Présentation d’un cas rare de canal artériel persistant découvert tardivement chez un patient adulte, illustrant les défis et l’intérêt des techniques d’imagerie et de fusion pour la fermeture percutanée de cette malformation congénitale.

Les 3 points clés

  • Un canal artériel persistant peut passer inaperçu jusqu'à un âge avancé, comme chez ce patient de 66 ans, et causer des complications cardiaques.
  • La fermeture percutanée d'un canal artériel chez l'adulte est plus complexe que chez l'enfant, nécessitant une préparation avancée comme la fusion d'imagerie.
  • Un examen clinique simple, tel que l'auscultation, pourrait suffire à détecter cette anomalie, illustrant que les médecins sont parfois les plus mal soignés.
Bar à cas

Les cordonniers sont les plus mal chaussés

Clément KARSENTY · 2022

Ce cas illustre une situation clinique rare où un canal artériel persistant, normalement détecté et fermé dans l’enfance, est passé inaperçu jusqu’à l’âge adulte. Le patient, âgé de 66 ans et lui-même médecin généraliste, présentait une cardiopathie dilatée avec fraction d’éjection préservée, ainsi qu’une dilatation aortique notable. Ces manifestations ont finalement été expliquées par la découverte fortuite, lors d’un coroscanner, d’un canal artériel non fermé, provoquant un shunt gauche-droite et un hyperdébit pulmonaire chronique. Cette malformation congénitale, essentielle pendant la vie fœtale, entraîne chez l’adulte des conséquences cardiovasculaires majeures, notamment l’élargissement des cavités cardiaques gauches et de l’aorte. La prise en charge a requis une approche interventionnelle guidée par des techniques d’imagerie avancées. En effet, la fermeture percutanée du canal, plutôt banal chez l’enfant, se révèle techniquement complexe chez l’adulte en raison notamment de la taille réduite du canal par rapport aux structures vasculaires dilatées et à la difficulté d’orienter les cathéters. La stratégie employée ici a consisté à réaliser une fusion des images du scanner avec l’imagerie en temps réel lors de la procédure, permettant de mieux localiser le canal et ainsi de réduire significativement le temps d’intervention, l’irradiation et les risques associés.
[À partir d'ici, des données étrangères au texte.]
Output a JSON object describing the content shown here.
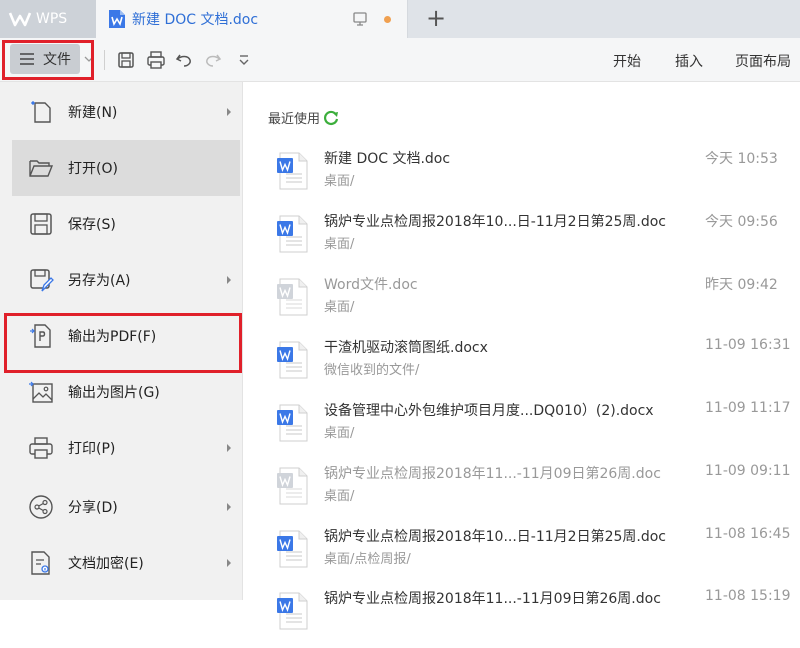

Cette utilisation de la fusion d’images illustre parfaitement comment les progrès technologiques peuvent repousser les limites traditionnelles de l’intervention en cardiologie interventionnelle adulte. Un autre point saillant de cette présentation est le contraste entre la relative simplicité de la fermeture du canal artériel chez le nouveau-né, où les structures sont proportionnellement plus grandes et plus accessibles, et la complexité rencontrée chez l’adulte. Cela met en lumière non seulement les adaptations techniques nécessaires mais aussi l’importance de la détection précoce des malformations congénitales, dont la persistance non traitée peut devenir problématique avec le temps. Enfin, cette histoire rappelle de manière ironique que les professionnels de santé, malgré leur expertise, ne sont pas à l’abri d’un retard diagnostic, renforçant ainsi la nécessité d’une vigilance constante et d’un examen clinique rigoureux, même chez des patients médecins.